— Ха!.. Ха!.. Ха!.. Да он бесподобен.
— «…А из женщин, — говорит, — только одна из двадцати обладает безукоризненными формами… Вот эти-то Богом обиженные выдумали стыд и все остальное. Одно, говорит, лицемерие… А я лицемерить не умею…» Да, конечно, он ужасный человек. Если бы вы знали, как он презирает женщин! И нельзя даже его винить. Прямо противно глядеть, как они бегают за ним, как на шею ему вешаются…
— Актрисы? — неожиданно спросил барон.
Она метнула на него сверкнувшим взглядом.
— Нет, не одни актрисы. С теми он все-таки считается, как с товарищами… А вот ваши светские дамы… Они-то уж совсем бесстыжие…
Выдав дочь замуж, Надежда Васильевна как настоящая мать все еще продолжала видеть в своей Вере девочку, которую необходимо опекать, оберегать от дурных влияний, от знакомств с циничными товарищами и разнузданными актрисами, даже от соблазнов сцены. «Нет, тебе это не стоит смотреть», — часто говорила она на вопросительный взгляд Веры, с интересом слушавшей, как Лучинин критиковал какую-нибудь пьесу.

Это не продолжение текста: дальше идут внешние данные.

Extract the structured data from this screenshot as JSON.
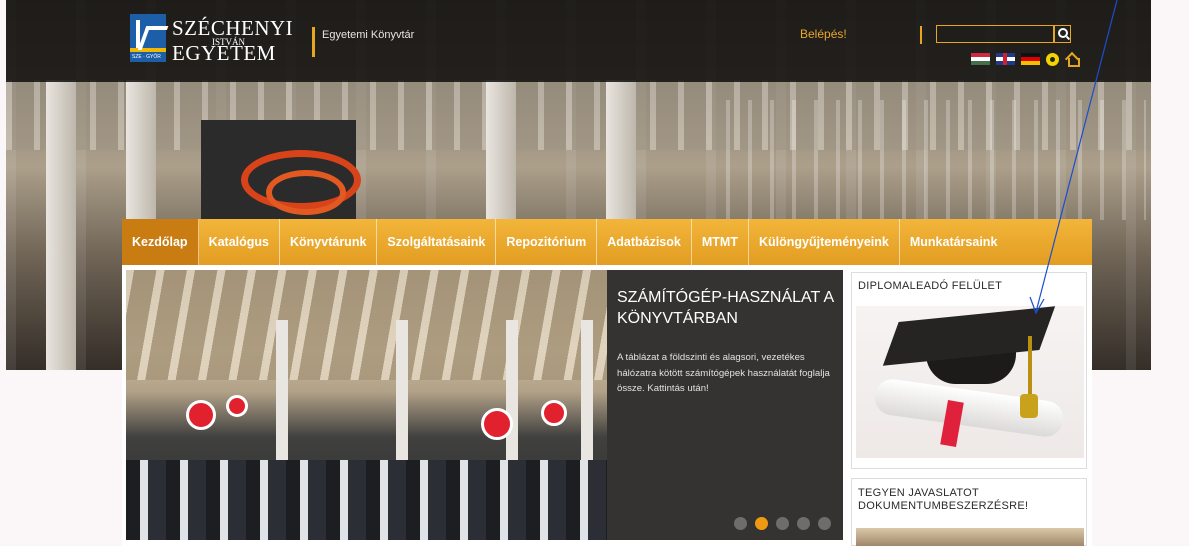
{
  "header": {
    "logo": {
      "line1": "SZÉCHENYI",
      "line2": "EGYETEM",
      "line3": "ISTVÁN",
      "mark_text": "SZE · GYŐR"
    },
    "department": "Egyetemi Könyvtár",
    "login_label": "Belépés!",
    "search": {
      "value": "",
      "placeholder": ""
    },
    "flags": [
      "hungarian-flag",
      "english-flag",
      "german-flag"
    ],
    "accent_color": "#e6a61f"
  },
  "nav": {
    "items": [
      {
        "label": "Kezdőlap",
        "active": true
      },
      {
        "label": "Katalógus"
      },
      {
        "label": "Könyvtárunk"
      },
      {
        "label": "Szolgáltatásaink"
      },
      {
        "label": "Repozitórium"
      },
      {
        "label": "Adatbázisok"
      },
      {
        "label": "MTMT"
      },
      {
        "label": "Különgyűjteményeink"
      },
      {
        "label": "Munkatársaink"
      }
    ],
    "color": "#eba52c"
  },
  "slider": {
    "title": "SZÁMÍTÓGÉP-HASZNÁLAT A KÖNYVTÁRBAN",
    "text": "A táblázat a földszinti és alagsori, vezetékes hálózatra kötött számítógépek használatát foglalja össze. Kattintás után!",
    "dots": 5,
    "active_dot": 2
  },
  "sidebar": {
    "box1_title": "DIPLOMALEADÓ FELÜLET",
    "box2_title": "TEGYEN JAVASLATOT DOKUMENTUMBESZERZÉSRE!"
  }
}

— Зачем вы это делаете? — серьезно возмущался по уходе Веры Лучинин. — Для чего и для кого… простите за выражение… маринуете вы ее? Ведь все равно, как ни прячьте ее от жизни, ее найдет ее судьба.
— Что за нелепые пророчества! Какая судьба?
— Разлюбит барона, полюбит другого…
— Взять одного любовника… потом десятого…
— Этого я не сказал!.. Зачем вы хотите непременно окончить за меня?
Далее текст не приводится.